Fault-tolerant one-bit addition: small, but deeply meaningful
Another 2024 milestone came from a trapped-ion experiment implementing one-bit addition fault-tolerantly on a quantum computer using the smallest interesting color code. The result cut the observed arithmetic error rate from roughly 9.5×10^-3 in the unencoded circuit to about 1.1×10^-3 in the fault-tolerant version. That kind of improvement is small in absolute terms, but huge in context, because it proves encoded computation can outperform the raw hardware path for a real algorithmic task.
This is exactly the kind of experiment the field needs more of. It does not claim full-scale quantum advantage. It does something more valuable for the near term: it shows that the theory of fault tolerance can survive contact with the lab. For industry readers, that is the difference between “interesting physics” and “future engineering roadmap.”
What these breakthroughs mean for the United States
From a U.S. perspective, 2024 was the year quantum computing became less about national ambition in the abstract and more about ecosystem execution. IBM pushed the software-hardware stack, Google showed a serious error-correction milestone, and Quantinuum with Microsoft demonstrated that logical qubits can be more than a marketing term. Together, these advances suggest the U.S. advantage is not just in having major players; it is in having multiple competing approaches that are each making measurable progress.

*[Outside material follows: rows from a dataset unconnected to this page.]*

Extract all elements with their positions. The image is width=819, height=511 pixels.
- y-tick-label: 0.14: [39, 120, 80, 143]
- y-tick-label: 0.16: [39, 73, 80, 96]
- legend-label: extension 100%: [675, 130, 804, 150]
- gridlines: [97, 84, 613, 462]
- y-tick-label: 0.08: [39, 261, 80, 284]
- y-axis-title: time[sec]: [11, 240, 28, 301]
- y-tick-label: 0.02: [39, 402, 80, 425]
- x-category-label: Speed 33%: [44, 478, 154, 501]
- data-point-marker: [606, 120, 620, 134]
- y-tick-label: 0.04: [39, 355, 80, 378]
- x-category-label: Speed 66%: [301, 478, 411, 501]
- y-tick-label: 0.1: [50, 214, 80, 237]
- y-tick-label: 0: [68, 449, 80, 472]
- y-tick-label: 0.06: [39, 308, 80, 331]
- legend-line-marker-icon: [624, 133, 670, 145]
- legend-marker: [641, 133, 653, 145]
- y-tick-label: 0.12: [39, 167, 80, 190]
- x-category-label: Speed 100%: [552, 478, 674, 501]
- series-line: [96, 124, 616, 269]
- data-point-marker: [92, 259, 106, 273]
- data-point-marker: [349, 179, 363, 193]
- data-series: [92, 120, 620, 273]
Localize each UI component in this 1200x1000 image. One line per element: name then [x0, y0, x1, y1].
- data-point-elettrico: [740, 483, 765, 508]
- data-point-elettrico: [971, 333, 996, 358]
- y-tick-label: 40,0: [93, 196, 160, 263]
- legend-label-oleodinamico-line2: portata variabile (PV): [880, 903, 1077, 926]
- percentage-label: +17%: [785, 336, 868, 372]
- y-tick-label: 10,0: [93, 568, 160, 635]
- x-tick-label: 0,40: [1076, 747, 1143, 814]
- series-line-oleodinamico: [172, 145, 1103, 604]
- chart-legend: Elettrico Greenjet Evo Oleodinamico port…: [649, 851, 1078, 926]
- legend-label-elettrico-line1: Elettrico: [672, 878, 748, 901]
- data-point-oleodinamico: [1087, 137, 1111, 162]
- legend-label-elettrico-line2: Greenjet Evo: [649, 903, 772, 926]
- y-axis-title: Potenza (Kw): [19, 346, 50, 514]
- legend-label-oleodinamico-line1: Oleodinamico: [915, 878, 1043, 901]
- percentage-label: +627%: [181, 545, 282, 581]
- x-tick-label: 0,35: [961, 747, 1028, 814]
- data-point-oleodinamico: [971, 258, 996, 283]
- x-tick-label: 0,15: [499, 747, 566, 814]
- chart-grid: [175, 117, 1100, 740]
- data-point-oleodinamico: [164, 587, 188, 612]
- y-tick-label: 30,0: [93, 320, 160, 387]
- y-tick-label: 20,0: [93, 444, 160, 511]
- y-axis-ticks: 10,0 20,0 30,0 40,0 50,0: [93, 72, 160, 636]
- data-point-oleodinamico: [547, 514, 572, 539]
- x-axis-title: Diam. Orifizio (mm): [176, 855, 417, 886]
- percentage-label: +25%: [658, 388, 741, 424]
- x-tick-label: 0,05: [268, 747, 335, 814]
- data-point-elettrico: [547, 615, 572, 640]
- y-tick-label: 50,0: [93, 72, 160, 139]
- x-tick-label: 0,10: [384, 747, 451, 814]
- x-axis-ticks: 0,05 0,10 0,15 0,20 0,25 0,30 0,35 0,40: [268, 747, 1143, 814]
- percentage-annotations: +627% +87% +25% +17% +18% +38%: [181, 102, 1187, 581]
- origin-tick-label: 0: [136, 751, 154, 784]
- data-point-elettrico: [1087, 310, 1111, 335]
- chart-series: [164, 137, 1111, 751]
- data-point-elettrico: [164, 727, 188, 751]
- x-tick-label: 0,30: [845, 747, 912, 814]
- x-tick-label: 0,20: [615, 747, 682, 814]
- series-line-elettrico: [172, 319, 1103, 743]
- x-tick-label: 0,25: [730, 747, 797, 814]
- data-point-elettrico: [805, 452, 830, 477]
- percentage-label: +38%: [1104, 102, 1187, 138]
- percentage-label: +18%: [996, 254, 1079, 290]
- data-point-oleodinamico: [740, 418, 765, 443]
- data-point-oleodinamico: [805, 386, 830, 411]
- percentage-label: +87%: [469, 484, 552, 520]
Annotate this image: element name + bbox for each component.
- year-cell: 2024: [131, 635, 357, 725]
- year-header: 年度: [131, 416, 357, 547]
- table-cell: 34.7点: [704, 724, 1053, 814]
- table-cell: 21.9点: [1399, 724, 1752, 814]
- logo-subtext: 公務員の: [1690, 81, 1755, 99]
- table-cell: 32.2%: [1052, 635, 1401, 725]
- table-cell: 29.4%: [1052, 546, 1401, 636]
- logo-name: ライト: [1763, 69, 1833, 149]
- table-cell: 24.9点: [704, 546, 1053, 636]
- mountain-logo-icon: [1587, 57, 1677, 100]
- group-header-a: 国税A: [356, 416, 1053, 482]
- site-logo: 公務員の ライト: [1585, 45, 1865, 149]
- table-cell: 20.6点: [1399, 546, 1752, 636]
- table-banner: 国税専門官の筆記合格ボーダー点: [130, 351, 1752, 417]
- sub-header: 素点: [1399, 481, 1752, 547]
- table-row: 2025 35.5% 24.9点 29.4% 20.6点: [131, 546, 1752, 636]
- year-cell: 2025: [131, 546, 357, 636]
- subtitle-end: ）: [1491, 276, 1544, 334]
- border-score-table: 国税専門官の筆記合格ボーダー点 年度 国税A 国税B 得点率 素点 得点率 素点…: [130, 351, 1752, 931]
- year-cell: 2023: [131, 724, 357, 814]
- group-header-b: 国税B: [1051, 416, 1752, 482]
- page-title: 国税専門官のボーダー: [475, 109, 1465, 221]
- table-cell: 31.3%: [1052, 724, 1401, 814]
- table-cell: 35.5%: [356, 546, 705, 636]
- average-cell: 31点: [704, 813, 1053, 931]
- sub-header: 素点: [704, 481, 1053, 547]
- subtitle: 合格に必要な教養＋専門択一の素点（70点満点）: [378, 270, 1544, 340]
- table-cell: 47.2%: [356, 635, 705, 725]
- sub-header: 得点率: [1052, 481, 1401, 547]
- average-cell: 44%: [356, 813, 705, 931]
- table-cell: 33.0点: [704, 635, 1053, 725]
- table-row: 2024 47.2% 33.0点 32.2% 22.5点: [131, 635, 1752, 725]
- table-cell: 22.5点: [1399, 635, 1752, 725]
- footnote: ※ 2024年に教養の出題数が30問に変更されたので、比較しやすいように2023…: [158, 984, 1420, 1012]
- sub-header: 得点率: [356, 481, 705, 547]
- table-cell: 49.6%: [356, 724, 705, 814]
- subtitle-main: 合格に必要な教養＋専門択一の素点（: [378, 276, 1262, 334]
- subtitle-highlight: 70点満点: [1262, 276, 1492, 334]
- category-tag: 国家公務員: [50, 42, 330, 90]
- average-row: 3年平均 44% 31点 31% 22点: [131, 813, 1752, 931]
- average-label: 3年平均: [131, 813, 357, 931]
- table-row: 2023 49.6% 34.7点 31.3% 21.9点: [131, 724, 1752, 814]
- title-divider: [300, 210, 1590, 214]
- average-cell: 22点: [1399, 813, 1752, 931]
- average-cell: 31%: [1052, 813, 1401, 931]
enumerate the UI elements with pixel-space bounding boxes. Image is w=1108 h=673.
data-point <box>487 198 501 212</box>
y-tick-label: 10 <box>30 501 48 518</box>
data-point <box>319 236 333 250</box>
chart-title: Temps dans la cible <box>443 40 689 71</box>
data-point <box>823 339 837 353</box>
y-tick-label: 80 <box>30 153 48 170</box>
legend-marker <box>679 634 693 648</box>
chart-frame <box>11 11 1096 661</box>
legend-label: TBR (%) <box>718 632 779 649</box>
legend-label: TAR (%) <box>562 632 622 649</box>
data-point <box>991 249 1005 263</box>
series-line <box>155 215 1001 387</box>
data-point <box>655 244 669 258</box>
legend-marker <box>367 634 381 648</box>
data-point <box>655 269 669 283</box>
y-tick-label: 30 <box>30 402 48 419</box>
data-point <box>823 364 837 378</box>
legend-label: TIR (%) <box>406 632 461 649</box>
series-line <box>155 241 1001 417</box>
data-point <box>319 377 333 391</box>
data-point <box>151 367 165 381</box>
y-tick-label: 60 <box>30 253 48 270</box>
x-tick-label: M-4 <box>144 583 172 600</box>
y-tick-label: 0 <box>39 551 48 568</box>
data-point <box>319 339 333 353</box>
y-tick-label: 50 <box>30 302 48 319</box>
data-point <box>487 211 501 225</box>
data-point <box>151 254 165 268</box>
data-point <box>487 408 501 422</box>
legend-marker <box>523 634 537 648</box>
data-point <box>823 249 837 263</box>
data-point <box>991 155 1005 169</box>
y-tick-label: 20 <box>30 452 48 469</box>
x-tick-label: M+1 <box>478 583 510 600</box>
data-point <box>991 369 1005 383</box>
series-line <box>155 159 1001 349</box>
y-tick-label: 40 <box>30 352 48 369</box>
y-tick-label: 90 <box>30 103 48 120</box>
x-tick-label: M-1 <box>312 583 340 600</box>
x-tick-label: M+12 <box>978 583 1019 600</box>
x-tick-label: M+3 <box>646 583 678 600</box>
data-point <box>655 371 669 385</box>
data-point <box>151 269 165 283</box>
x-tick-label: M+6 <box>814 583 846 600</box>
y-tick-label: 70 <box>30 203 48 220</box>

The practical takeaway is simple: the field is moving away from “how many qubits?” and toward “how well can the machine keep information alive, correct itself, and run useful circuits?” That is the real milestone line. When the conversation changes from qubit quantity to logical quality, the technology is maturing.
The road ahead
The biggest challenge now is scaling without losing the gains that 2024 finally made visible. IBM still points toward a future of quantum-centric supercomputing. Google’s result shows that error correction can beat the threshold in a meaningful way, but scaling such systems will require better decoding, better calibration, and better hardware stability. Quantinuum’s results show that logical qubits can be produced with impressive fidelity, but the number of logical qubits still needs to grow dramatically before the technology becomes broadly useful.
So the honest reading of 2024 is this: quantum computing is not “done,” and it is not ready to replace classical computing. But in the U.S., the field crossed several thresholds that matter far more than hype. Deeper circuits, better logical qubits, real-time decoding, and lower error rates are the building blocks of a genuine quantum computing industry. 2024 was the year those building blocks became harder to ignore.
Conclusion
If 2023 was when quantum computing could talk the talk of utility, 2024 was the year the talking was starting to turn to walk the walk, a step at a time. The breakthroughs were less ‘one-off miracles’ and more indicators that the technology is learning to engineer itself reliably. That’s generally how new technologies come into their own – sporadically and quietly, before happening all at once. For quantum computing, 2024 felt like the year when it was about to begin.